A. Standard of Review
¶7 Under section 8-74-107, C.R.S. 2024, we may not disturb
factual findings “supported by substantial evidence” and may only
2 set aside the Panel’s decision if (1) the Panel acted without or in
excess of its powers; (2) the decision was procured by fraud; (3) the
factual findings don’t support its decision; or (4) the decision is
erroneous as a matter of law. Substantial evidence is “probative,
credible, and competent, of a character which would warrant a
reasonable belief in the existence of facts supporting a particular
finding.” Rathburn v. Indus. Comm’n, 566 P.2d 372, 373 (Colo. App.
1977).
B. Request for a New Hearing
¶8 We may not consider Farrar’s challenge to the Panel’s denial of
his request for a new hearing. Under section 8-74-107(2), we may
only review “final decision[s]” from the Panel. “Final decisions”
grant or deny benefits or penalties. Ortiz v. Indus. Claim Appeals
Off., 81 P.3d 1110, 1111 (Colo. App. 2003). Because the denial did
not grant or deny benefits, it is not a final decision within section
8-74-107’s meaning, and thus we cannot review it. § 8-74-107(2).
However, we note that Farrar does not claim that there is any
evidence or explanation in addition to his written statement and
email that he would have presented had he been present at the
hearing.
3 C. Disqualification
¶9 Section 8-73-108(5)(e)(XX) disqualifies a claimant from
receiving benefits if his “failure to meet established job performance
or other defined standards” caused his employment separation. To
evaluate cause, the hearing officer considers the totality of the
evidence and determines the motivating factors in the employee’s
separation. Eckart v. Indus. Claim Appeals Off., 775 P.2d 97, 99
(Colo. App. 1989). “All that is required to establish a
disqualification pursuant to § 8–73–108(5)(e)(XX) is that claimant
did not do the job for which [they were] hired and which [they] knew
was expected of [them].” Pabst v. Indus. Claim Appeals Off., 833
P.2d 64, 64–65 (Colo. App. 1992).
¶ 10 The hearing officer found that TTEC discharged Farrar
because he transferred multiple calls regarding billing issues to
other agents, even though he was equipped and expected to handle
such calls.
¶ 11 Farrar argues that he did not know that TTEC expected him to
handle those calls. He states that he routinely made such transfers
over the course of six years, without receiving any corrective action
4 from his supervisors. He apologized and represented that he would
have changed his routine had he been asked to do so.

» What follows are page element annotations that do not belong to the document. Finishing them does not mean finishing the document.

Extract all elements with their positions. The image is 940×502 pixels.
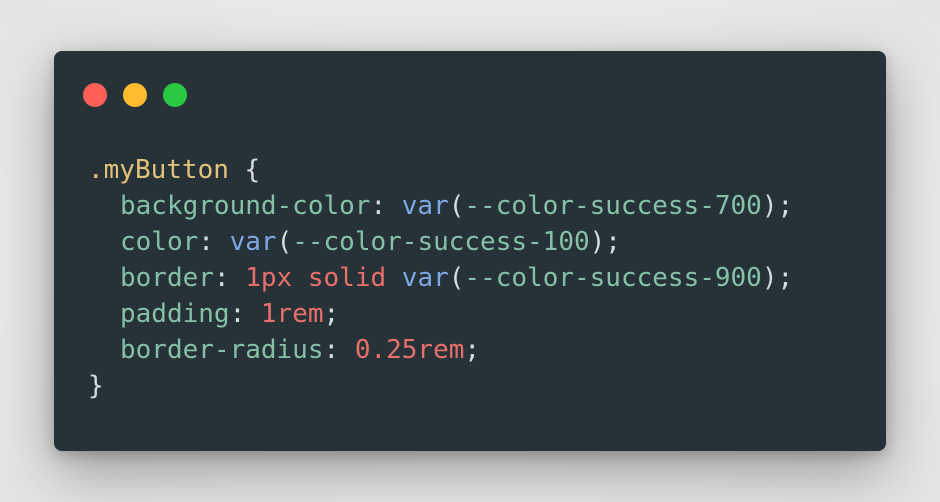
semicolon: ; — [777, 191, 794, 221]
css-property: background-color — [120, 191, 371, 221]
css-value-token: ) — [589, 227, 606, 257]
css-value-token: 0.25rem — [354, 335, 465, 365]
colon: : — [323, 335, 355, 365]
code-line-close: } — [88, 368, 793, 404]
css-property: border-radius — [120, 335, 324, 365]
css-value-token: solid — [307, 263, 387, 293]
code-line-selector: .myButton { — [88, 152, 793, 188]
css-property: padding — [120, 299, 230, 329]
css-value-token: ) — [761, 263, 778, 293]
window-controls — [83, 83, 187, 107]
semicolon: ; — [777, 263, 794, 293]
stage: .myButton {background-color: var(--color… — [0, 0, 940, 502]
css-value-token: 1rem — [260, 299, 324, 329]
css-selector: .myButton — [88, 155, 229, 185]
css-value-token: var — [401, 191, 449, 221]
css-value-token: ( — [276, 227, 293, 257]
colon: : — [198, 227, 230, 257]
css-property: border — [120, 263, 214, 293]
semicolon: ; — [605, 227, 621, 257]
css-value-token: 1px — [245, 263, 293, 293]
close-brace: } — [88, 371, 104, 401]
minimize-button[interactable] — [123, 83, 147, 107]
colon: : — [213, 263, 246, 293]
css-value-token: var — [401, 263, 449, 293]
semicolon: ; — [464, 335, 481, 365]
css-value-token: ( — [448, 263, 465, 293]
close-button[interactable] — [83, 83, 107, 107]
css-value-token — [386, 263, 402, 293]
code-line-declaration: padding: 1rem; — [88, 296, 793, 332]
semicolon: ; — [323, 299, 340, 329]
colon: : — [229, 299, 261, 329]
css-value-token: ( — [448, 191, 465, 221]
css-property: color — [120, 227, 199, 257]
css-value-token: --color-success-100 — [292, 227, 590, 257]
colon: : — [370, 191, 402, 221]
code-window: .myButton {background-color: var(--color… — [54, 51, 886, 451]
code-line-declaration: color: var(--color-success-100); — [88, 224, 793, 260]
css-value-token: ) — [761, 191, 778, 221]
css-value-token: --color-success-700 — [464, 191, 762, 221]
css-value-token: --color-success-900 — [464, 263, 762, 293]
css-value-token: var — [229, 227, 277, 257]
declarations: background-color: var(--color-success-70… — [88, 188, 793, 368]
code-line-declaration: border-radius: 0.25rem; — [88, 332, 793, 368]
open-brace: { — [244, 155, 261, 185]
css-value-token — [292, 263, 308, 293]
zoom-button[interactable] — [163, 83, 187, 107]
code-line-declaration: background-color: var(--color-success-70… — [88, 188, 793, 224]
code-line-declaration: border: 1px solid var(--color-success-90… — [88, 260, 793, 296]
code-block: .myButton {background-color: var(--color… — [88, 152, 793, 404]
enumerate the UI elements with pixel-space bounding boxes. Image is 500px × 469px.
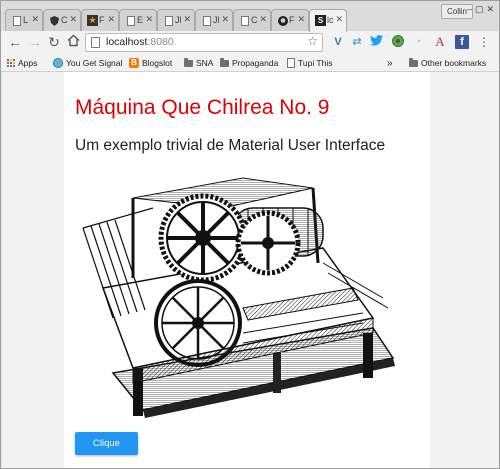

¶ 12 Farrar’s former supervisor testified that TTEC tasked Farrar
with handling billing questions and trained him to do so. She
explained that after a call transferred to another agent was brought
to her attention, she “started digging a little deeper” and “listening a
little harder.” She said she found several calls that had been
transferred to another agent in the short time span she reviewed.
¶ 13 The hearing officer reasonably inferred that Farrar knew that
TTEC expected him to handle billing questions. While the hearing
officer did not explicitly make such a finding, the Panel, in affirming
the hearing officer’s decision, determined that “[t]he hearing officer
found, in substance, that the claimant transferred customer calls
even though he was aware that the employer expected him to
resolve the calls himself.” As acknowledged above, there is evidence
in the record that Farrar knew that he was expected to handle the
subject calls. We may not reweigh the evidence and substitute our
judgment for that of the hearing officer. Thus, we may not disturb
a reasonable inference supported by substantial evidence. See
5 Tilley v. Indus. Claim Appeals Off., 924 P.2d 1173, 1177 (Colo. App.
1996).
III. Disposition
¶ 14 The Panel’s order is affirmed.
CHIEF JUDGE ROMÁN and JUDGE TAUBMAN concur.